Ruben sighed. “Did I hit her…?” And this time he actually seemed to be contemplating the question. “Only once. When she told me she was leaving. I left to cool off and when I came back, she was gone.”

“Holy shit. She hurt you, so you struck out at her.” He had loved her. And he missed her.

Maybe he’d been different with Elle. Maybe she hadn’t even known what he was really like, if she never saw him in his own world. After all, they were together eight years ago. A lot could have changed since then.

That’s what Imyself anyway.

“Enough.” He glanced at the picture again. “Tell me about my son.”

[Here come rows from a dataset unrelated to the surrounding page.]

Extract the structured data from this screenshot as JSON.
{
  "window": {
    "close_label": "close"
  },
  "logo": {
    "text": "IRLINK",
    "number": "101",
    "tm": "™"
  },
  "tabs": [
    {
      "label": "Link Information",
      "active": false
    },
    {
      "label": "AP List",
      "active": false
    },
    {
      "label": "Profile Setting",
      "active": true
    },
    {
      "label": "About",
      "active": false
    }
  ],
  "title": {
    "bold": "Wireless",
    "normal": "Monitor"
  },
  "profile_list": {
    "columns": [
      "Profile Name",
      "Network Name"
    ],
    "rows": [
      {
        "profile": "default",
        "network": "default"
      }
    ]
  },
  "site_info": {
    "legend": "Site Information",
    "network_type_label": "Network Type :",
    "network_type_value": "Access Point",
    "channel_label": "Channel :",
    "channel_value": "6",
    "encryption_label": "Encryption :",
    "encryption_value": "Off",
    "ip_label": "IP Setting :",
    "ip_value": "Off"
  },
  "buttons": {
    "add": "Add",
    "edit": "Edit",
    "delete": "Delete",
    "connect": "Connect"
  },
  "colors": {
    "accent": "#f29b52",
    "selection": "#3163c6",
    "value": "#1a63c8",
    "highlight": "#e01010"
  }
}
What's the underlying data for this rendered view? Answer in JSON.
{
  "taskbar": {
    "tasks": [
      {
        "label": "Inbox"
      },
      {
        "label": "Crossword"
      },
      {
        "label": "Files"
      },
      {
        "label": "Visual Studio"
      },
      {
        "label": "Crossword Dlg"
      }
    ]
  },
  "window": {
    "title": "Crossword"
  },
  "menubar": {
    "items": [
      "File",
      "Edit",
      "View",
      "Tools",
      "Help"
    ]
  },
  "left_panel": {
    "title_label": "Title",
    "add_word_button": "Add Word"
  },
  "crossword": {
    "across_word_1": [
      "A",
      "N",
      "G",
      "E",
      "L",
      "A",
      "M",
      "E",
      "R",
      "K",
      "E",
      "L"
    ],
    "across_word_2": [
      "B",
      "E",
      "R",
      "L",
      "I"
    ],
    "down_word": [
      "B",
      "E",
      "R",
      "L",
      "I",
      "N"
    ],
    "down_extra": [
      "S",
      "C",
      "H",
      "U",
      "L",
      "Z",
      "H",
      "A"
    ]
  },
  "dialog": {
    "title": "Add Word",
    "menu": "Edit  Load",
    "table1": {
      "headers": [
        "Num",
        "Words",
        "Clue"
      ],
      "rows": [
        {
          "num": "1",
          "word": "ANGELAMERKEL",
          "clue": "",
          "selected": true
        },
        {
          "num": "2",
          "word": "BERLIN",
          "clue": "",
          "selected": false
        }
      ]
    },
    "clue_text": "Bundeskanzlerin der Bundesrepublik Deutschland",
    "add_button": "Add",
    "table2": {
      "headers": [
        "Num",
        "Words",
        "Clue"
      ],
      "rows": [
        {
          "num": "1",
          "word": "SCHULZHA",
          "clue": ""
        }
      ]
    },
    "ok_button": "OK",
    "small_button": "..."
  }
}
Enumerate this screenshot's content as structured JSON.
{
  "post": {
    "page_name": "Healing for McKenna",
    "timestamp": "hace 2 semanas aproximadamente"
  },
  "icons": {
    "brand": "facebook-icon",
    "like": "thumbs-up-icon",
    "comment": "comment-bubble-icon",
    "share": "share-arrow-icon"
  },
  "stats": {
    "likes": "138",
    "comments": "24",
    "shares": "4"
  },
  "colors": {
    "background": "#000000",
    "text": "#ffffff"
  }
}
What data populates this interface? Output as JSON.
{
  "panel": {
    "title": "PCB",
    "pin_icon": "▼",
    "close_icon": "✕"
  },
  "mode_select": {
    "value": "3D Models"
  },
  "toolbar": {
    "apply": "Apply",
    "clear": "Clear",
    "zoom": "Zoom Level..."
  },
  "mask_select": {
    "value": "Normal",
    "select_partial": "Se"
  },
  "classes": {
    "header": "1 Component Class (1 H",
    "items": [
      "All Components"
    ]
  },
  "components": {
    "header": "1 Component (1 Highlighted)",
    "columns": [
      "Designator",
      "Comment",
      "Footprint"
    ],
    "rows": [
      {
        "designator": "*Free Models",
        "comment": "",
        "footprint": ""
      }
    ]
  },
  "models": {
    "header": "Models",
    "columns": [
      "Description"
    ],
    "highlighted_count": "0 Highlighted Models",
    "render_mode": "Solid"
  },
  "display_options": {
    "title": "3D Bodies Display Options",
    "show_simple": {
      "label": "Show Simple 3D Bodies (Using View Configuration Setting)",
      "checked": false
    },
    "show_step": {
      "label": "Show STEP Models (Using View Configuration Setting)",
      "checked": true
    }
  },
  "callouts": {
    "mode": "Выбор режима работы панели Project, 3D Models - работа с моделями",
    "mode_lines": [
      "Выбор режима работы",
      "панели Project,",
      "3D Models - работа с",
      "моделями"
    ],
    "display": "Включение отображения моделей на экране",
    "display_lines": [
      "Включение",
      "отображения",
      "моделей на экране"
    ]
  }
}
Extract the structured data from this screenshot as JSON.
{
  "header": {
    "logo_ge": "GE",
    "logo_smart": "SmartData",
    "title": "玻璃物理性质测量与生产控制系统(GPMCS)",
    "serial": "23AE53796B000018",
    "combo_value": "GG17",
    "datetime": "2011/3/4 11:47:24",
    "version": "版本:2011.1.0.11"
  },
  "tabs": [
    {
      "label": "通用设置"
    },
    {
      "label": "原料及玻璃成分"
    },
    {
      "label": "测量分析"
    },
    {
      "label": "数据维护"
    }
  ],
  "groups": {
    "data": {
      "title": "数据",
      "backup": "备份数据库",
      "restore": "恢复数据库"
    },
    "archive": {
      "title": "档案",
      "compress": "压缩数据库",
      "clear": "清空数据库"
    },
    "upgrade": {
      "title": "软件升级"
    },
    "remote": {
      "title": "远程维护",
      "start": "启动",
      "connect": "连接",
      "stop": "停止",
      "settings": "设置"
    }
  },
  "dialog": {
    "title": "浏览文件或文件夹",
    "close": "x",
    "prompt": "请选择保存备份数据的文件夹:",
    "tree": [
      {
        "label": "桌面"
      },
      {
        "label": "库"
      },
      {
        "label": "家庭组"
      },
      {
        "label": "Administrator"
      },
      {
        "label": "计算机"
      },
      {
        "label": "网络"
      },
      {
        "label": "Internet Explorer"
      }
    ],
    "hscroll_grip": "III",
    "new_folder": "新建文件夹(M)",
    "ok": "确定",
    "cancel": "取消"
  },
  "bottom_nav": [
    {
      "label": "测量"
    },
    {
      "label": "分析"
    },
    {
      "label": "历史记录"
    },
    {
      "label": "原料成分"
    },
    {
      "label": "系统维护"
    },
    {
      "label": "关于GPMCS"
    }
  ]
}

I nodded. In addition to satisfying my curiosity, talking about Elle had put him in a much more malleable mood. “Okay, here’s the short version. Your son is actually a daughter. Her name is Hadley, she’s seven years old, and she’s both smart and beautiful.”

Ruben blinked at me. Then he leaned back in the chair and crossed his arms over his chest. “I don’t like games, Olivia.”

“Yes, you do. But this isn’t a game.”

Another blink. Then Ruben held up Anne’s photo and pointed to the baby. “That is a little boy.”

“No, that is a little girl in a blue baseball cap. Evidently gender-specific physical traits aren’t so clear at that age. At least, not with the diaper on.”

Ruben brought the picture closer to his face and stared at the baby. Then he compared it to the child in his own picture by staring at that one. And finally he met my gaze again. “So…you’re serious? I have another daughter?”